Associazione “Menù e Bon Ton”

 CONVENZIONI

I CORSI

Mio padre, capitano dell’esercito durante la guerra del 15-18, per fare sentire i commilitoni vicini alle loro famiglie, faceva cucinare il rancio alla sua truppa in base le ricette di molte regioni italiane, mandate dai familiari dei soldati, da egli sollecitati a richiederle.

Subito dopo la guerra mio padre ha trascritto queste ricette in un quadernone che è in mio possesso.

Questa vicenda, nonché la mia passione per l’arte culinaria e per le tradizioni, mi hanno indotto, all’età di 60 anni, dopo essere andata in pensione (la mia professione è stata quella di interprete traduttrice) a creare un sito internet ( www.donnapatrizia.com )

 per mettere in rete le ricette di questo quaderno. 

Ora che ho 64 anni, compiuti ,ho fondato con alcuni amici l’associazione “Menù Bon Ton” che ha lo scopo di diffondere la cultura e la ricerca degli antichi sapori in questo nostro mondo in cui poco a poco molti valori del tempo passato stanno per scomparire.

Io credo che l'arte culinaria sia un nostro patrimonio che non dobbiamo perdere,
anche in questa nostra frenetica vita.

L’odore stuzzicante di un sugo fatto con dei pomodori freschi appena colti, profumato al basilico, del pane fatto in casa appena uscito dal forno provoca in me sensazioni dimenticate che non voglio perdere e che vorrei comunicare!!!
Non vi siete accorti che molta frutta e verdura stanno scomparendo? Che la vera cucina artigianale, è appannaggio di pochissimi?
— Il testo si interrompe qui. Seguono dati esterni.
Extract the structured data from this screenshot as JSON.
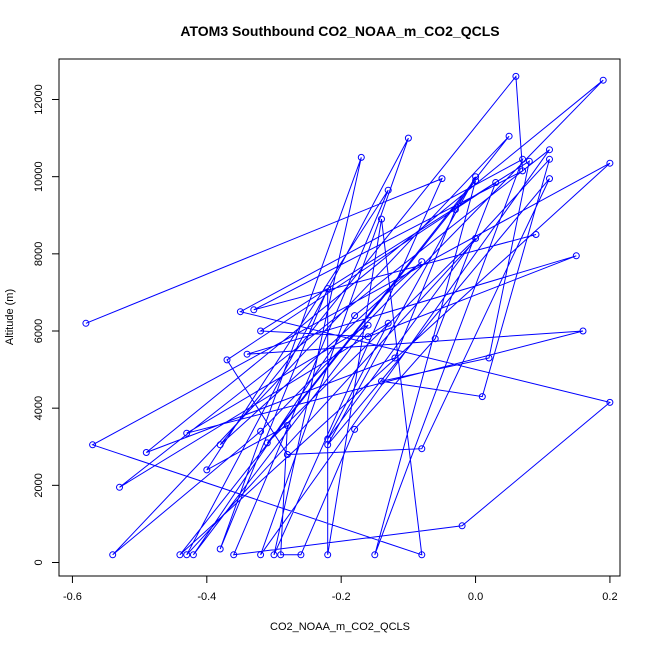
{
  "chart_data": {
    "type": "line",
    "title": "ATOM3 Southbound CO2_NOAA_m_CO2_QCLS",
    "xlabel": "CO2_NOAA_m_CO2_QCLS",
    "ylabel": "Altitude (m)",
    "xlim": [
      -0.62,
      0.215
    ],
    "ylim": [
      -350,
      13050
    ],
    "xticks": [
      -0.6,
      -0.4,
      -0.2,
      0.0,
      0.2
    ],
    "xtick_labels": [
      "-0.6",
      "-0.4",
      "-0.2",
      "0.0",
      "0.2"
    ],
    "yticks": [
      0,
      2000,
      4000,
      6000,
      8000,
      10000,
      12000
    ],
    "ytick_labels": [
      "0",
      "2000",
      "4000",
      "6000",
      "8000",
      "10000",
      "12000"
    ],
    "grid": false,
    "series": [
      {
        "color": "#0000ff",
        "marker": "open-circle",
        "points": [
          {
            "x": -0.58,
            "y": 6200
          },
          {
            "x": -0.05,
            "y": 9950
          },
          {
            "x": -0.3,
            "y": 200
          },
          {
            "x": -0.17,
            "y": 10500
          },
          {
            "x": -0.38,
            "y": 350
          },
          {
            "x": -0.22,
            "y": 7100
          },
          {
            "x": -0.22,
            "y": 200
          },
          {
            "x": -0.14,
            "y": 8900
          },
          {
            "x": -0.08,
            "y": 200
          },
          {
            "x": -0.57,
            "y": 3050
          },
          {
            "x": 0.2,
            "y": 10350
          },
          {
            "x": -0.44,
            "y": 200
          },
          {
            "x": 0.0,
            "y": 9900
          },
          {
            "x": -0.15,
            "y": 200
          },
          {
            "x": 0.07,
            "y": 10450
          },
          {
            "x": -0.35,
            "y": 6500
          },
          {
            "x": 0.2,
            "y": 4150
          },
          {
            "x": -0.02,
            "y": 950
          },
          {
            "x": -0.36,
            "y": 200
          },
          {
            "x": -0.13,
            "y": 9650
          },
          {
            "x": -0.4,
            "y": 2400
          },
          {
            "x": -0.28,
            "y": 3550
          },
          {
            "x": -0.29,
            "y": 200
          },
          {
            "x": -0.26,
            "y": 200
          },
          {
            "x": -0.18,
            "y": 3450
          },
          {
            "x": -0.06,
            "y": 5800
          },
          {
            "x": 0.03,
            "y": 9850
          },
          {
            "x": -0.37,
            "y": 5250
          },
          {
            "x": -0.28,
            "y": 2800
          },
          {
            "x": -0.08,
            "y": 2950
          },
          {
            "x": 0.11,
            "y": 9950
          },
          {
            "x": -0.22,
            "y": 3050
          },
          {
            "x": 0.0,
            "y": 10000
          },
          {
            "x": -0.03,
            "y": 9150
          },
          {
            "x": -0.12,
            "y": 5300
          },
          {
            "x": -0.49,
            "y": 2850
          },
          {
            "x": 0.19,
            "y": 12500
          },
          {
            "x": -0.32,
            "y": 3400
          },
          {
            "x": -0.54,
            "y": 200
          },
          {
            "x": 0.05,
            "y": 11050
          },
          {
            "x": -0.31,
            "y": 3100
          },
          {
            "x": 0.0,
            "y": 8400
          },
          {
            "x": -0.22,
            "y": 3200
          },
          {
            "x": -0.13,
            "y": 6200
          },
          {
            "x": -0.53,
            "y": 1950
          },
          {
            "x": 0.11,
            "y": 10700
          },
          {
            "x": -0.32,
            "y": 200
          },
          {
            "x": -0.1,
            "y": 11000
          },
          {
            "x": -0.43,
            "y": 200
          },
          {
            "x": 0.11,
            "y": 10450
          },
          {
            "x": 0.01,
            "y": 4300
          },
          {
            "x": -0.14,
            "y": 4700
          },
          {
            "x": 0.02,
            "y": 5300
          },
          {
            "x": 0.08,
            "y": 10400
          },
          {
            "x": -0.32,
            "y": 6000
          },
          {
            "x": -0.16,
            "y": 5850
          },
          {
            "x": 0.15,
            "y": 7950
          },
          {
            "x": -0.34,
            "y": 5400
          },
          {
            "x": 0.16,
            "y": 6000
          },
          {
            "x": -0.43,
            "y": 3350
          },
          {
            "x": -0.16,
            "y": 6150
          },
          {
            "x": -0.42,
            "y": 200
          },
          {
            "x": -0.18,
            "y": 6400
          },
          {
            "x": -0.08,
            "y": 7800
          },
          {
            "x": -0.38,
            "y": 3050
          },
          {
            "x": 0.06,
            "y": 12600
          },
          {
            "x": 0.07,
            "y": 10150
          },
          {
            "x": -0.33,
            "y": 6550
          },
          {
            "x": 0.09,
            "y": 8500
          }
        ]
      }
    ]
  }
}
Chiedo allora a voi tutti e soprattutto ai giovani di iscriversi alla mia
Associazione che si prefigge soltanto la ricerca degli antichi sapori.


Cerco anche delle persone disposte ad aiutarmi poiché vorrei che
nell'Associazione vi fossero degli ambasciatori degli antichi sapori. Mi
rivolgo dunque a voi, che appartenete a diverse regioni italiane, chiedendovi di aiutarmi. 
Se vorrete aiutarmi scrivete una e-mail a: patriziaromano2@tin.it oppure telefonate al numero 3394088349.  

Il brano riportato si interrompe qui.